Fact Checking Biden's Student Loan Bailout
WASHINGTON, D.C., February 28, 2023
Myth: Student loan forgiveness is critical to ensuring millions of Americans are not buried under a mountain of debt.
Fact: There is no such thing as “forgiveness,” and student loan debt does not go away—it remains on the federal government’s books. Cancelation alone is estimated to cost at least $400 billion dollars. The Biden administration simply moved the loan debt, agreed to by millions of student loan borrowers, onto the backs of American taxpayers. Biden’s student loan bailout will cost every taxpayer, even those who never went to college, at least $2,500.
Myth: Since 2000, the cost of college has increased nearly 200 percent—leaving students with no choice but to borrow if they want a degree. Biden’s so-called forgiveness plan will help students afford college.
Fact: A one-time erasure of student debt does nothing to address why college costs have risen. Rather, it emboldens colleges to continue raising tuition and forces students to borrow even more—with taxpayers ultimately footing the bill. In fact, one study by the Federal Reserve found that schools raise tuition by up to 60 cents for every dollar in additional grants provided by the federal government.
Myth: Biden’s bailout will make the student loan system more manageable for current and future borrowers.

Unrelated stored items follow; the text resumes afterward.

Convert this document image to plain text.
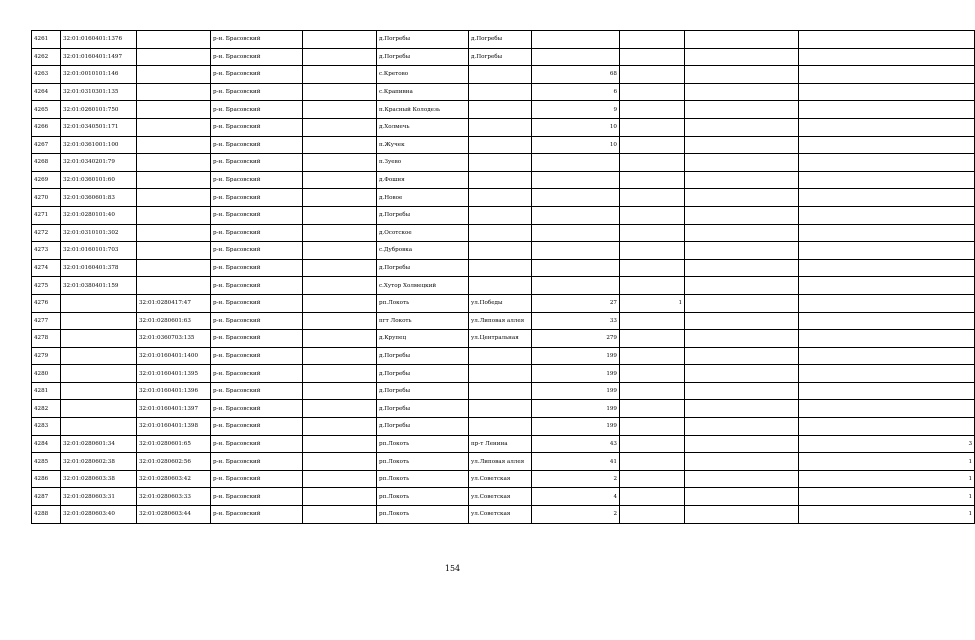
4261	32:01:0160401:1376		р-н. Брасовский		д.Погребы	д.Погребы				
4262	32:01:0160401:1497		р-н. Брасовский		д.Погребы	д.Погребы				
4263	32:01:0010101:146		р-н. Брасовский		с.Кретово		68			
4264	32:01:0310301:135		р-н. Брасовский		с.Крапивна		6			
4265	32:01:0260101:750		р-н. Брасовский		п.Красный Колодезь		9			
4266	32:01:0340501:171		р-н. Брасовский		д.Холмечь		10			
4267	32:01:0361001:100		р-н. Брасовский		п.Жучек		10			
4268	32:01:0340201:79		р-н. Брасовский		п.Зуево					
4269	32:01:0360101:60		р-н. Брасовский		д.Фошня					
4270	32:01:0360601:83		р-н. Брасовский		д.Новое					
4271	32:01:0280101:40		р-н. Брасовский		д.Погребы					
4272	32:01:0310101:302		р-н. Брасовский		д.Осотское					
4273	32:01:0160101:703		р-н. Брасовский		с.Дубровка					
4274	32:01:0160401:378		р-н. Брасовский		д.Погребы					
4275	32:01:0380401:159		р-н. Брасовский		с.Хутор Холмецкий					
4276		32:01:0280417:47	р-н. Брасовский		рп.Локоть	ул.Победы	27	1		
4277		32:01:0280601:63	р-н. Брасовский		пгт Локоть	ул.Липовая аллея	33			
4278		32:01:0360703:135	р-н. Брасовский		д.Крупец	ул.Центральная	279			
4279		32:01:0160401:1400	р-н. Брасовский		д.Погребы		199			
4280		32:01:0160401:1395	р-н. Брасовский		д.Погребы		199			
4281		32:01:0160401:1396	р-н. Брасовский		д.Погребы		199			
4282		32:01:0160401:1397	р-н. Брасовский		д.Погребы		199			
4283		32:01:0160401:1398	р-н. Брасовский		д.Погребы		199			
4284	32:01:0280601:34	32:01:0280601:65	р-н. Брасовский		рп.Локоть	пр-т Ленина	43			3
4285	32:01:0280602:38	32:01:0280602:56	р-н. Брасовский		рп.Локоть	ул.Липовая аллея	41			1
4286	32:01:0280603:38	32:01:0280603:42	р-н. Брасовский		рп.Локоть	ул.Советская	2			1
4287	32:01:0280603:31	32:01:0280603:33	р-н. Брасовский		рп.Локоть	ул.Советская	4			1
4288	32:01:0280603:40	32:01:0280603:44	р-н. Брасовский		рп.Локоть	ул.Советская	2			1
154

Fact: Even before the repayment pause extension and loan cancelation announcement, federal loan servicers warned the administration that the “situation would only be made far more complicated and riskier operationally with any additional changes to the loan program.” The Biden administration continues to confuse borrowers by announcing yet another extension of the repayment pause while proposing a swath of new burdensome and complicated regulations.
Myth: Student loan forgiveness is the fair way to help Americans escape massive amounts of debt.
Fact: Borrowers signed on the dotted line for their loans. Erasing these loans does not teach borrowers to manage their debts. Moreover, the cancelation is an insult to those who diligently paid off their loans. Further, it will not help student borrowers who enroll in college after debts are wiped clean. Instead, the Biden administration is forcing the 87 percent of Americans without student debt to pay the bills of college graduates.
Myth: Republicans supported loan forgiveness for the Paycheck Protection Program (PPP) loans. It is hypocritical for them to oppose student loan forgiveness.
Fact: Offering PPP loans and “forgiving” federal student loans is not an apples-to-apples comparison. Congress created the PPP loans when state and local governments mandated small businesses to shut down, which halted large portions of the economy. PPP loans were made to those small businesses to keep their workforce employed only during the COVID-19 pandemic and ended on May 31, 2021.
Myth: The Biden administration’s plan offers targeted debt relief and makes the student loan system more manageable for working families.
Fact: Even with the income caps of $125,000 for individuals, and $250,000 for married couples, up to two-thirds of the benefit from the President’s bailout goes to borrowers in the top half of the income distribution. Moreover, graduate students and high-income earners disproportionately benefit from his unlawful action.
Myth: Biden’s plan is necessary to keep bad debt off the federal government’s plate.
Fact: Unlike PPP loans, federal student loans are still being given, and waiving these obligations for borrowers creates bad incentives for borrowers to continue taking out more loans under the assumption of continued “forgiveness.”
Myth: Forgiving student loans will help the economy and will not affect inflation.
Fact: Mass student loan cancelation alone will likely boost inflation by 15 to 27 basis points over the next year, which already reached 40 year highs because of Biden's radical policies. Moreover, the repayment pause provided medical students $107,000 in tax free forgiveness while Americans without degrees struggled to put food on the table.
Myth: Republicans supported the Tax Cuts and Job Act (TCJA)—a $2 trillion tax cut for the wealthy. The Biden administration is supporting middle class families with this loan cancelation.
Fact: Student loan cancelation is a regressive transfer of wealth. The top-earning 40 percent of households hold nearly two-thirds of outstanding student loan debt. The Biden administration’s plan will wipe out $10,000 of debt for households making up to $250,000 or for an individual making up to $125,000. If a student received a Pell Grant, he or she will receive $20,000, no matter how wealthy he or she is today. Additionally, the TCJA was not a tax cut for the wealthy. After the passage of TCJA, the Congressional Budget Office data showed that “the share of income taxes paid by the top 1 percent of taxpayers reached a near-record high of 41.7 percent. The same group paid almost 26 percent of all federal taxes—twice the share paid by the bottom 60 percent of Americans combined.”
Myth: The HEROES Act of 2003 gave the Secretary of Education broad authority to cancel student loans during times of national emergencies.
Fact: The HEROES Act was passed in the wake of 9/11 and later reauthorized during the first days of Operation Iraqi Freedom. The HEROES Act authority is narrow, and by using it to justify this bailout Biden is abusing authority intended for individual cases of hardship in a limited term war, military operation, disaster, or national emergency. Further, when HEROES was debated, the topic of "forgiveness" never came up.